Michael, starring John Travolta as a less than
saintly (and thirty pound overweight) archangel with shedding wings, tells the
story of three incredulous reporters sent to investigate Michael for a
tabloid. Besides helping love to
blossom miraculously between Dorothy (an aspiring country singer-song writer
turned angel expert) and Quinlan (a cynical ex-Chicago Tribune reporter), the
benignly irreverent Michael claimed also to have previously invented “standing
in line,” “pie,” and “marriage” itself (as well as writing Psalm 85, though he
did not “realize it would be numbered and put into a collection”). At one point he tells the reporters to
think of what Peter and Paul said. “Who, the apostles?” they ask. “No,” says Michael, “the Beatles. All you need is love.”

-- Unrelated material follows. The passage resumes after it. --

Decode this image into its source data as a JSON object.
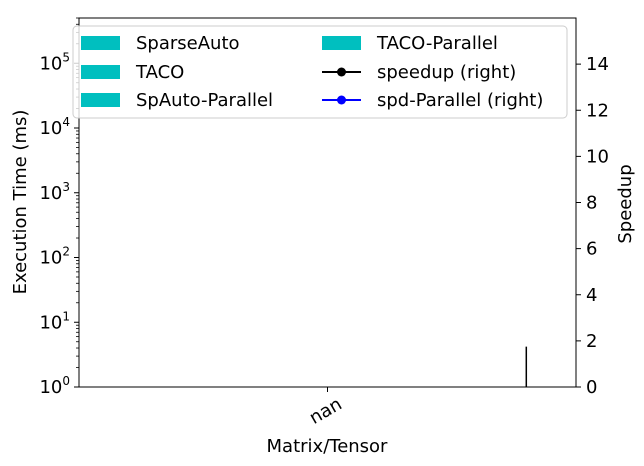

Here is the angelic equivalent of Santa Claus and the Easter Bunny – a
certain minimal Christian content, even if put into a secular setting. And lots
of fun!
Equally fuzzy theology is provided by The Preacher’s Wife, a Christmas
parable starring Whitney Houston as choir leader and the lonely wife of an
inner-city preacher, Henry Biggs. Praying for divine intervention to help his
struggling ministry (and life!), Henry is sent an angel as an assistant. Played
by suave Denzel Washington (almost the antithesis of Travolta’s “Michael”), and
described as a dead human who is allowed to return to earth one final time,
this handsome, flirtatious, all-to-human angel divinely intervenes to renew
Henry’s ministry and rekindle the love and commitment of this beleaguered clergy couple. Worth the price of
admission is the character of the young son, Jeremiah, who narrates the story
and himself plays an angel in the church’s Christmas pageant. Perhaps the movie is overly
sentimental, but the music is great and the message of commitment to one’s
family and community, relevant.
But it is not to Hollywood’s all too earthy angelic
(mis)creations that one should turn if one wants an earthly portrayal of
angels. Instead, the film to see is Entertaining Angels: The Dorothy Day
Story. Shown in limited
engagements in the late fall and projected for ongoing release through winter
and spring, the film was produced by the Paulists and takes its title from
Hebrews 13: 1-2, “Let mutual love
continue. Do not neglect to show
hospitality to strangers, for by doing that some have entertained angels
without knowing it.” (NRSV).
The lives of faithful, just Catholics rarely make the
papers or television (Cardinal Bernardin’s life and death being a recent
exception), let alone the movies (as in Day’s case). That Dorothy Day was a
feisty lay Catholic woman plagued with doubt, makes her quite the contrast to
the likes of modern day filmstars and their angelic portrayals. But Day’s radical commitment to helping
the poor in Jesus’ name (and perhaps entertaining angels unaware) is inspiring
nonetheless. Here is a love that
is neither sentimental nor miraculous; rather her compassion is grounded in
faithful obedience to her Lord.
Some
critics have said that the movie does not capture the complexity of the woman,
Dorothy Day. In fact the movie
only covers part of her life. It does not include her own childhood, nor her
last years; but it does include her faith conversion and development into the
mother, writer, humanitarian, and Christian activist she became. The road is anything but pretty,
showing her early abortion, broken relationships, poverty, and
the occasional tensions with her daughter. But through it all, the
viewer sees a woman driven…by God…by her faith…by her compassion. After seeing the film, viewers who
previously knew nothing of Dorothy Day will want to know more about this modern
day saint.
Two days before shooting began, the executive producer of the Dorothy Day film, Father Ellwood Kieser, C.S.P. said in his homily at a Mass for the cast and crew that they were about to make a film about God. Indeed they did, for through one woman’s commitment to the poor, the viewer catches a glimpse of God’s face (and perhaps that of angels). While the fictitious Michael and The Preacher’s Wife may show us something of God’s love, it is the real life story of Dorothy Day’s love in action that proves the more revealing.